Das linke Bild zeigt 100 zufällige Prozessabschnitte aus dem hellgrünem Cluster. Das rechte Bild zeigt einen Ausschnitt des linken Bilds mit 10 Prozessabschnitten. Das homogene Erscheinungsbild der zufällig ausgewählten Prozessabschnitte zeigt, dass das Clustering der SVD Komponenten erfolgreich ähnliche Prozessabschnitte zusammenfasst.

Die Eigenschaft der Dimensionsreduktion der SVD kann ebenfalls zur Datenkompression verwendet werden.

Kompressionen




Dimensionsreduktion über Autoencoder


Alternativ zur oben betrachteten SVD, kann die Dimensionalität der Daten auch über einen sogenannten Autoencoder reduziert werden. Ein Autoencoder ist eine spezielle Form von neuronalem Netz, dass sich aus zwei Teilen zusammensetzt: einem Encoder und einem Decoder. Der Encoder reduziert die Dimensionalität der Eingangsdaten und bildet diese dabei auf einen Code ab, der die Daten repräsentiert. Über den Decoder können aus einem Code wieder die Eingangsdaten rekonstruiert werden. Diese Rekonstruktion ist in aller Regel fehlerbehaftet. Die Idee hinter dem gelernten Code ist, dass dieser komplexe Zusammenhänge der Eingabedaten repräsentiert. Dies ist ein Vorteil gegenüber SVD, die lediglich lineare Zusammenhänge darstellen kann.

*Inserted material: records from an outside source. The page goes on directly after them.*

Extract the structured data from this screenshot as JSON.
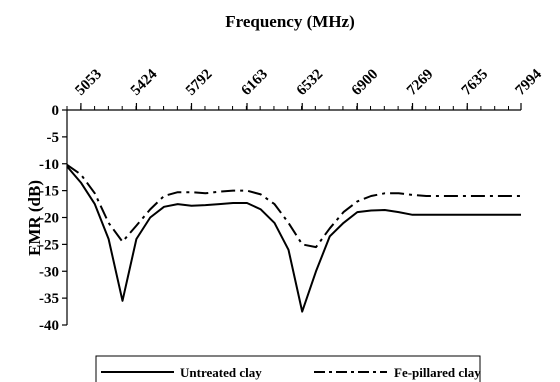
{
  "chart_data": {
    "type": "line",
    "title": "",
    "xlabel": "Frequency (MHz)",
    "ylabel": "EMR (dB)",
    "x_tick_labels": [
      "5053",
      "5424",
      "5792",
      "6163",
      "6532",
      "6900",
      "7269",
      "7635",
      "7994"
    ],
    "xlim": [
      5053,
      7994
    ],
    "y_ticks": [
      0,
      -5,
      -10,
      -15,
      -20,
      -25,
      -30,
      -35,
      -40
    ],
    "y_tick_labels": [
      "0",
      "-5",
      "-10",
      "-15",
      "-20",
      "-25",
      "-30",
      "-35",
      "-40"
    ],
    "ylim": [
      -40,
      0
    ],
    "x_axis_position": "top",
    "grid": false,
    "legend_position": "bottom",
    "series": [
      {
        "name": "Untreated clay",
        "style": "solid",
        "color": "#000000",
        "x": [
          4960,
          5053,
          5146,
          5238,
          5331,
          5424,
          5516,
          5608,
          5700,
          5792,
          5885,
          5977,
          6070,
          6163,
          6255,
          6347,
          6440,
          6532,
          6624,
          6716,
          6808,
          6900,
          6992,
          7084,
          7177,
          7269,
          7361,
          7452,
          7544,
          7635,
          7725,
          7816,
          7905,
          7994
        ],
        "values": [
          -10.5,
          -13.5,
          -17.5,
          -24,
          -35.5,
          -24,
          -20,
          -18,
          -17.5,
          -17.8,
          -17.7,
          -17.5,
          -17.3,
          -17.3,
          -18.5,
          -21,
          -26,
          -37.5,
          -30,
          -23.5,
          -21,
          -19,
          -18.7,
          -18.6,
          -19,
          -19.5,
          -19.5,
          -19.5,
          -19.5,
          -19.5,
          -19.5,
          -19.5,
          -19.5,
          -19.5
        ]
      },
      {
        "name": "Fe-pillared clay",
        "style": "dash-dot",
        "color": "#000000",
        "x": [
          4960,
          5053,
          5146,
          5238,
          5331,
          5424,
          5516,
          5608,
          5700,
          5792,
          5885,
          5977,
          6070,
          6163,
          6255,
          6347,
          6440,
          6532,
          6624,
          6716,
          6808,
          6900,
          6992,
          7084,
          7177,
          7269,
          7361,
          7452,
          7544,
          7635,
          7725,
          7816,
          7905,
          7994
        ],
        "values": [
          -10.2,
          -12,
          -15.5,
          -21,
          -24.5,
          -21.5,
          -18.5,
          -16,
          -15.3,
          -15.3,
          -15.5,
          -15.2,
          -15,
          -15,
          -15.7,
          -17.5,
          -21,
          -25,
          -25.5,
          -22,
          -19,
          -17,
          -16,
          -15.5,
          -15.5,
          -15.8,
          -16,
          -16,
          -16,
          -16,
          -16,
          -16,
          -16,
          -16
        ]
      }
    ]
  }
}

Wie die SVD können Autoencoder auch zur Datenkompression genutzt werden.

Kompressionen

Aufteilen von Prozessen in Signalabschnitte mit RBF Kernel


Eine Prozess lässt sich für gewöhnlich in mehrere Arbeitsschritte unterteilen, die man je nach Anwendung gesondert betrachten möchte. Sollte eine solche Aufteilung sich nicht bereits durch die Maschinenkommunikation ergeben oder noch noch fein genug sein, bedarf es einer Technik den Prozess einzig und allein anhand der Messsignals zu unterteilen.
Da unsere Daten in der Regel über mehrere Frequenzbänder verfügen, ist es von hoher Bedeutung, dazu zu betrachten, wie sich die Frequenzbänder untereinander verhalten. 

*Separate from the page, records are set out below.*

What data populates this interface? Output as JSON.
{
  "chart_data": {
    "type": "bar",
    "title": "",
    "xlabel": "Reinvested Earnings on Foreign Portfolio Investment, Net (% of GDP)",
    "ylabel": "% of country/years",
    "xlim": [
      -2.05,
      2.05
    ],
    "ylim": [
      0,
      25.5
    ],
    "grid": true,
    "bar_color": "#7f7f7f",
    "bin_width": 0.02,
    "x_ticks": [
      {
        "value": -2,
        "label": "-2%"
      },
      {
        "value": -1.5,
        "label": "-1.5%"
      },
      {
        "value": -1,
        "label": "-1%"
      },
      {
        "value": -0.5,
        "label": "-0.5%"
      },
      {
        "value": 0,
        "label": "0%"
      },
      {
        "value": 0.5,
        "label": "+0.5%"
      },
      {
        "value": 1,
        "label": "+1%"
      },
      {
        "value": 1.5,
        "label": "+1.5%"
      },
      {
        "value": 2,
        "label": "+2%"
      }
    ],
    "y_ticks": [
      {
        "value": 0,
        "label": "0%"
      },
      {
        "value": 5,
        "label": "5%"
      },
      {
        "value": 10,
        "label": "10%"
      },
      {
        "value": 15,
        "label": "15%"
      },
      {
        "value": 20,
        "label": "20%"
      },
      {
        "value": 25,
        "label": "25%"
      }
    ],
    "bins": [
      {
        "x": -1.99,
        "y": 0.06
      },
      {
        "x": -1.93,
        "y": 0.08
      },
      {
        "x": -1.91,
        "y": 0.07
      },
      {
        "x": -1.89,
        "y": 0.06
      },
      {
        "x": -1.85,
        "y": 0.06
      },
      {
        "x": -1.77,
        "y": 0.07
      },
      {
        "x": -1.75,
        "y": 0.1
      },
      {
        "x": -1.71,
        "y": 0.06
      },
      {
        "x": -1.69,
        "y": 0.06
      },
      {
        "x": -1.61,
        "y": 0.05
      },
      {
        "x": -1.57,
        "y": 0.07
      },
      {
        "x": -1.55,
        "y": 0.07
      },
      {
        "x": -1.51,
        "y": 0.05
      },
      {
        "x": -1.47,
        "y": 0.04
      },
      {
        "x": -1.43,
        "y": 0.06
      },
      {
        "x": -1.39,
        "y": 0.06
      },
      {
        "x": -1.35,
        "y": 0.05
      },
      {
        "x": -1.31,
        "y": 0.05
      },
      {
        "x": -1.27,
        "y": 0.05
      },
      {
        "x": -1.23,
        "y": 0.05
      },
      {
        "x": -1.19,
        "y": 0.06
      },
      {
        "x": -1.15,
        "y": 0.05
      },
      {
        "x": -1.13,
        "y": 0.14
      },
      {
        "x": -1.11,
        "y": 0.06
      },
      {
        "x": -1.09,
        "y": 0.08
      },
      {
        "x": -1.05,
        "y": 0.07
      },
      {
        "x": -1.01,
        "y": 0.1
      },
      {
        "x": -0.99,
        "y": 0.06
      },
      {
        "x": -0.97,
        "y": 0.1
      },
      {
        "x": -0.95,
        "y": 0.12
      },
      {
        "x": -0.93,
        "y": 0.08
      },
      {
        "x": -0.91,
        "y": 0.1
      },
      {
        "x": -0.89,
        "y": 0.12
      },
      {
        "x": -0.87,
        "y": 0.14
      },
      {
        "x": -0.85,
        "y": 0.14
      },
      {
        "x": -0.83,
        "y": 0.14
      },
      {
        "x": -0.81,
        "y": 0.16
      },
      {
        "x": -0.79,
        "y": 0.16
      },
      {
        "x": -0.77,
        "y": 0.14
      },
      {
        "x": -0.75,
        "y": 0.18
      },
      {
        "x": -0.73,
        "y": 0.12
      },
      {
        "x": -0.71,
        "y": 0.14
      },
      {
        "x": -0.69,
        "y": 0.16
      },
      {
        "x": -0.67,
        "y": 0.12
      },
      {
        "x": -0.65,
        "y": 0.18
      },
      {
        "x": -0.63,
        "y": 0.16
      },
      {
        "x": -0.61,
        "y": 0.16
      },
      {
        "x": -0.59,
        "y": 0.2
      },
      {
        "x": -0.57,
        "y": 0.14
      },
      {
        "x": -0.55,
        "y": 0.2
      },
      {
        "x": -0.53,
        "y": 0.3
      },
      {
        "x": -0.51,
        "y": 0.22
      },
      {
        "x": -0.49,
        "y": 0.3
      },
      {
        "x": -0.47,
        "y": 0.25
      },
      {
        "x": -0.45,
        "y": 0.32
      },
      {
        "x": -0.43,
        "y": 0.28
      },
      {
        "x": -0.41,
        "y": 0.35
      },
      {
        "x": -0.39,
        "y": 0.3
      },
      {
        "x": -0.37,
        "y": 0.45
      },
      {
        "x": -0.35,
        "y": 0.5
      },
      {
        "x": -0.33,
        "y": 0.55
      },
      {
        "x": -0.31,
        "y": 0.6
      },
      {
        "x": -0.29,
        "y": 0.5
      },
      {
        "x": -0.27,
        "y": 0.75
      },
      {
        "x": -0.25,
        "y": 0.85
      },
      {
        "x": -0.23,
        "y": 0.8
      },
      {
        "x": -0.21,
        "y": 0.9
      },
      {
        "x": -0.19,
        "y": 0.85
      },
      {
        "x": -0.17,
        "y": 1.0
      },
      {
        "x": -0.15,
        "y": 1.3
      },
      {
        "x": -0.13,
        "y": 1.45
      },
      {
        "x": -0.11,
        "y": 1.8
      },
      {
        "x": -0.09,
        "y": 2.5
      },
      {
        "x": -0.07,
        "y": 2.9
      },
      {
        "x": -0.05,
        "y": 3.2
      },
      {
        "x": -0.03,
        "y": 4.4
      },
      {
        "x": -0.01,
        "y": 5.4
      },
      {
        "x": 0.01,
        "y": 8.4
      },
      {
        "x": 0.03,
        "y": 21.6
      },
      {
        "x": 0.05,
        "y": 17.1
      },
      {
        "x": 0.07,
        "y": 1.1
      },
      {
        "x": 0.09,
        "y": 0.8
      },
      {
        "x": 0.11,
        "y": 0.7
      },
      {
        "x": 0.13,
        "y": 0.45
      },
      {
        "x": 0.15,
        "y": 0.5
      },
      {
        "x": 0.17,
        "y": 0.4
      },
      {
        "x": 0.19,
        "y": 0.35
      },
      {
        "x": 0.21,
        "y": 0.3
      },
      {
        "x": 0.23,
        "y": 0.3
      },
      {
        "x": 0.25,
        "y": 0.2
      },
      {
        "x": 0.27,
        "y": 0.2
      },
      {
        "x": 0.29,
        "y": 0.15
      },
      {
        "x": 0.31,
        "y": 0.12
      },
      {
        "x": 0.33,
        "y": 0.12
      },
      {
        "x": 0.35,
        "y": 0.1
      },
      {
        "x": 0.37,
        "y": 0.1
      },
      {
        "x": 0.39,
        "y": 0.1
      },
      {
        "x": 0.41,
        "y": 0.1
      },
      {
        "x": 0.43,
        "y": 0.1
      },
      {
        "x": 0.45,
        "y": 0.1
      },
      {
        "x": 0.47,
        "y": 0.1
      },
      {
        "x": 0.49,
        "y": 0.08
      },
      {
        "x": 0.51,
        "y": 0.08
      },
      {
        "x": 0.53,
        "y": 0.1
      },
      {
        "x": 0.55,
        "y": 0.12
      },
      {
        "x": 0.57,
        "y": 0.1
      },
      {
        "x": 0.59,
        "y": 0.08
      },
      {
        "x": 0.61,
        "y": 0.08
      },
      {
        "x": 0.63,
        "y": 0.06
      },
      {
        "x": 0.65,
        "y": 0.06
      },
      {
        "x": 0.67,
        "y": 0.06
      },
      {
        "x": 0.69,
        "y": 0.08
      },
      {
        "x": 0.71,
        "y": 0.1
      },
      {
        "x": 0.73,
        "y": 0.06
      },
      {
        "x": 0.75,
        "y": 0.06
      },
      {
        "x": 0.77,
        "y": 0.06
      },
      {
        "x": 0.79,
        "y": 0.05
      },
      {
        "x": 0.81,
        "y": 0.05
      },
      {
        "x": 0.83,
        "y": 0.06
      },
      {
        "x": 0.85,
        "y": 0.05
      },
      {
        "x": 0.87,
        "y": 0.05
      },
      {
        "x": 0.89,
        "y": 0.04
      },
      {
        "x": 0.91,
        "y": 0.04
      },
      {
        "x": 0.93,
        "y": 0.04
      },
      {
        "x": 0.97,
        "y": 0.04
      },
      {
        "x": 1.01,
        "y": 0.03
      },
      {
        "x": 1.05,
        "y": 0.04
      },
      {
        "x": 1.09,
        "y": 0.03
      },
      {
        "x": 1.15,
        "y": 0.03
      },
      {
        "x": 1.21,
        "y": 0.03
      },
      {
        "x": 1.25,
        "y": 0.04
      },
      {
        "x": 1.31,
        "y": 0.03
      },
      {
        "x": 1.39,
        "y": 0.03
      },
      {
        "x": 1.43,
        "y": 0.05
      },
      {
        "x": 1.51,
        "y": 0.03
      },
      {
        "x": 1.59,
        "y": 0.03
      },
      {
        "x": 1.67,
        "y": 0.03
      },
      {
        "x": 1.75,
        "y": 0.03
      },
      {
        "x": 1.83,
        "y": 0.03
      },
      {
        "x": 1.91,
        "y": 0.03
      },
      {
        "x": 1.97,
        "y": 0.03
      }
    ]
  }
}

Problematisch ist dabei, dass es theoretisch unendlich viele Kombinationen geben kann, wie man die Frequenzbänder betrachtet. Eine mathematisch elegante und zugleich weitverbreitete Technik, um all diese Kombinationen kompakt darzustellen ist die Verwendung des Radial Basis Function Kernels (RBF Kernel). Dieser ermöglicht die Betrachtung aller Kombinationen ohne diese tatsächlich berechnen zu müssen. Der Kernel kann als Distanzmaß in einem transformierten Datenraum verstanden werden, der die Informationen aller Dimensionen der Daten kodiert. Verwendet man dann den RBF Kernel, um zu bestimmen, wie ähnlich sich aufeinanderfolgende Spektren sind, können wir die Zeitpunkte im Signal identifizieren, an denen sich die Signalcharakteristik ändert und somit ein neuer Signalabschnitt beginnt. In den beiden Abbildungen sehen wir jeweils einen Prozessausschnitt inklusive der Punkte an denen das Signal aufgeteilt wird, gekennzeichnet durch die weißen Linien.